Thursday, July 14, 2005

The Least of My Brethren...

I think of them as “The Regulars.” They stand at the same locations nearly every morning or every afternoon. It’s almost like they are assigned morning shift and evening shift.

One stands next to the Federal Reserve Bank. He’s quiet, holding his sign and occasionally shaking his cup to get our attention. For awhile, he looked like he was getting his life together. His clothes were clean and neat, he had shaved, his hair was combed, when I made eye contact and smiled at him, he saw me and smiled back. Lately, though, his clothes have been rumpled, his hair has been matted, his eyes have a glazed-over look. He was not there yesterday morning. I’m worried something might have happened to him.

Another works the afternoon shift, selling The Street Sheet, a newspaper by and about the homeless. He chats, sometimes with other people, sometimes to those only he can see. His movements are awkward and jerky. He reminds me of an ostrich.

There is the guy who calls out, “Help a transplanted New Yorker!” He also asks for a smile. When I oblige, he responds, “Ah, that’s beautiful, girl. Have a nice day.”

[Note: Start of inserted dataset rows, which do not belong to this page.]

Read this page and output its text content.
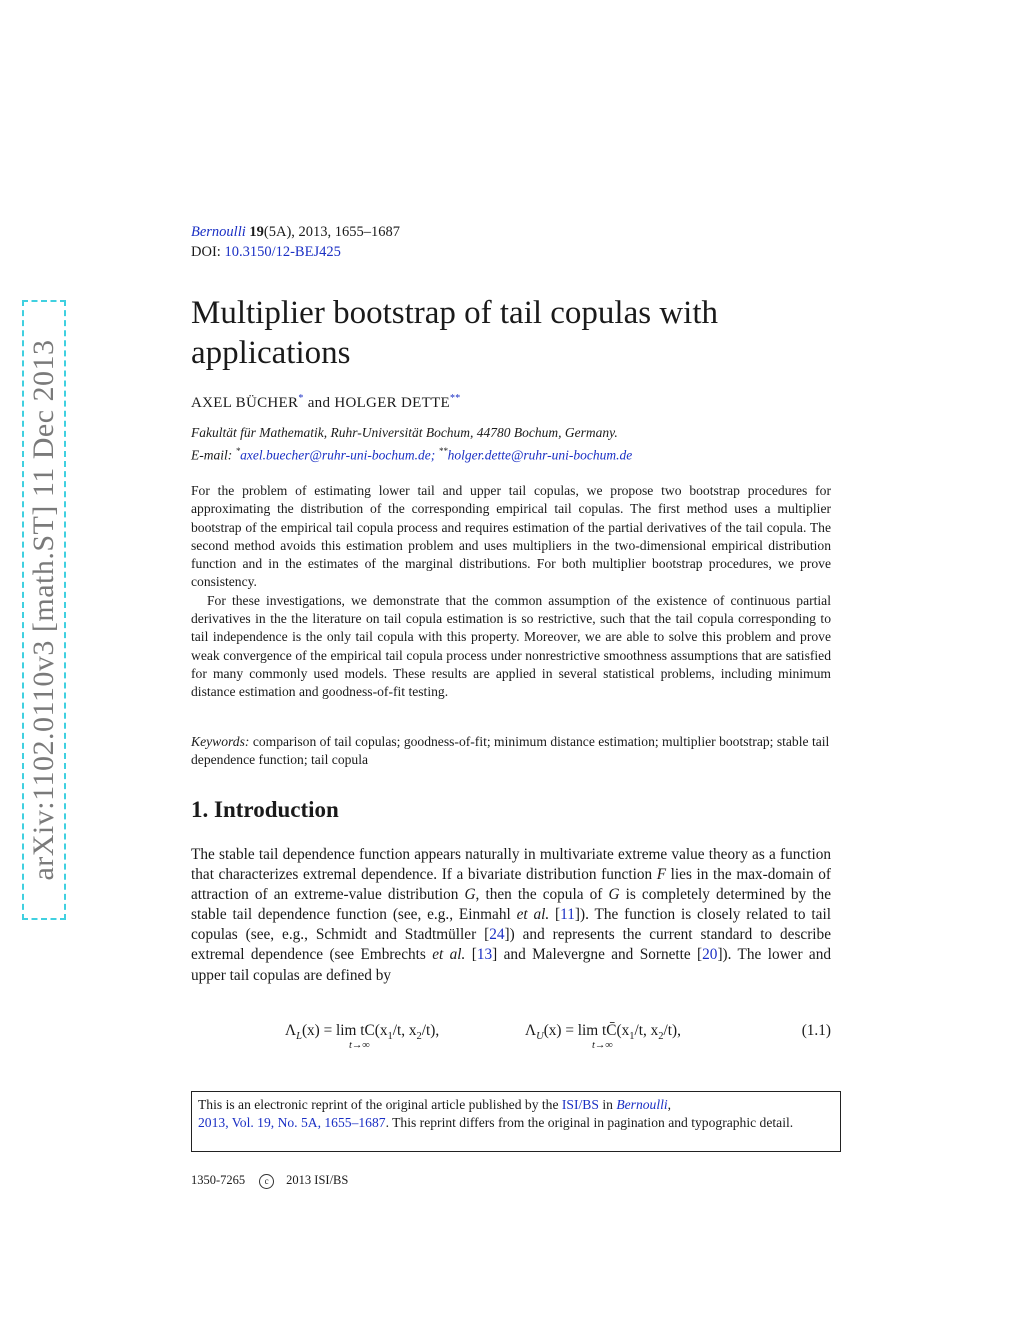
arXiv:1102.0110v3 [math.ST] 11 Dec 2013
Bernoulli 19(5A), 2013, 1655–1687
DOI: 10.3150/12-BEJ425
Multiplier bootstrap of tail copulas with applications
AXEL BÜCHER* and HOLGER DETTE**
Fakultät für Mathematik, Ruhr-Universität Bochum, 44780 Bochum, Germany.
E-mail: *axel.buecher@ruhr-uni-bochum.de; **holger.dette@ruhr-uni-bochum.de

For the problem of estimating lower tail and upper tail copulas, we propose two bootstrap procedures for approximating the distribution of the corresponding empirical tail copulas. The first method uses a multiplier bootstrap of the empirical tail copula process and requires estimation of the partial derivatives of the tail copula. The second method avoids this estimation problem and uses multipliers in the two-dimensional empirical distribution function and in the estimates of the marginal distributions. For both multiplier bootstrap procedures, we prove consistency.

For these investigations, we demonstrate that the common assumption of the existence of continuous partial derivatives in the the literature on tail copula estimation is so restrictive, such that the tail copula corresponding to tail independence is the only tail copula with this property. Moreover, we are able to solve this problem and prove weak convergence of the empirical tail copula process under nonrestrictive smoothness assumptions that are satisfied for many commonly used models. These results are applied in several statistical problems, including minimum distance estimation and goodness-of-fit testing.

Keywords: comparison of tail copulas; goodness-of-fit; minimum distance estimation; multiplier bootstrap; stable tail dependence function; tail copula
1. Introduction

The stable tail dependence function appears naturally in multivariate extreme value theory as a function that characterizes extremal dependence. If a bivariate distribution function F lies in the max-domain of attraction of an extreme-value distribution G, then the copula of G is completely determined by the stable tail dependence function (see, e.g., Einmahl et al. [11]). The function is closely related to tail copulas (see, e.g., Schmidt and Stadtmüller [24]) and represents the current standard to describe extremal dependence (see Embrechts et al. [13] and Malevergne and Sornette [20]). The lower and upper tail copulas are defined by

$\Lambda_L(x) = \lim tC(x_1/t$, $x_2/t$),
t→∞
$\Lambda_U(x) = \lim$ $tC̄(x_1/t$, $x_2/t$),
t→∞
(1.1)
This is an electronic reprint of the original article published by the ISI/BS in Bernoulli,
2013, Vol. 19, No. 5A, 1655–1687. This reprint differs from the original in pagination and typographic detail.
1350-7265 c 2013 ISI/BS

One puzzles me. She is an elderly Asian woman and usually stands by the entrance to the BART station. She, too, doesn’t say much, just sort of smiles and shakes her cup as I pass. I’m surprised that she’s there because in the Asian cultures I’m familiar with, taking care of the elderly is a serious responsibility. She is always clean and neatly dressed.

There is the couple that trade off standing in the middle of a busy crosswalk, just passed the bus stop island. Their bag or bedroll is plunked just in front of them. Of those I see on a regular basis, they are the ones who look to be in the worst shape. I am amazed they haven’t been hit by oncoming traffic or a bus.

I wonder what their stories are, how they got to be standing in The City with a crude sign and a cup, begging for change. What happened in their childhood? Do they have brothers, sisters, children, ex-wives or –husbands?

They tug at my heart. These are fellow souls, in pain, in need. But I do not know how to help them. Dropping a few coins in their cups isn’t the answer, even if I had spare change.

So I pray. I contribute to St. Vincent de Paul or the Souper Kitchen. I wish I could do more, but I cannot ignore the needs of my family and my children. I look the street people, the homeless, in the eye and smile, acknowledging their dignity as fellow human beings. For now, that will have to do.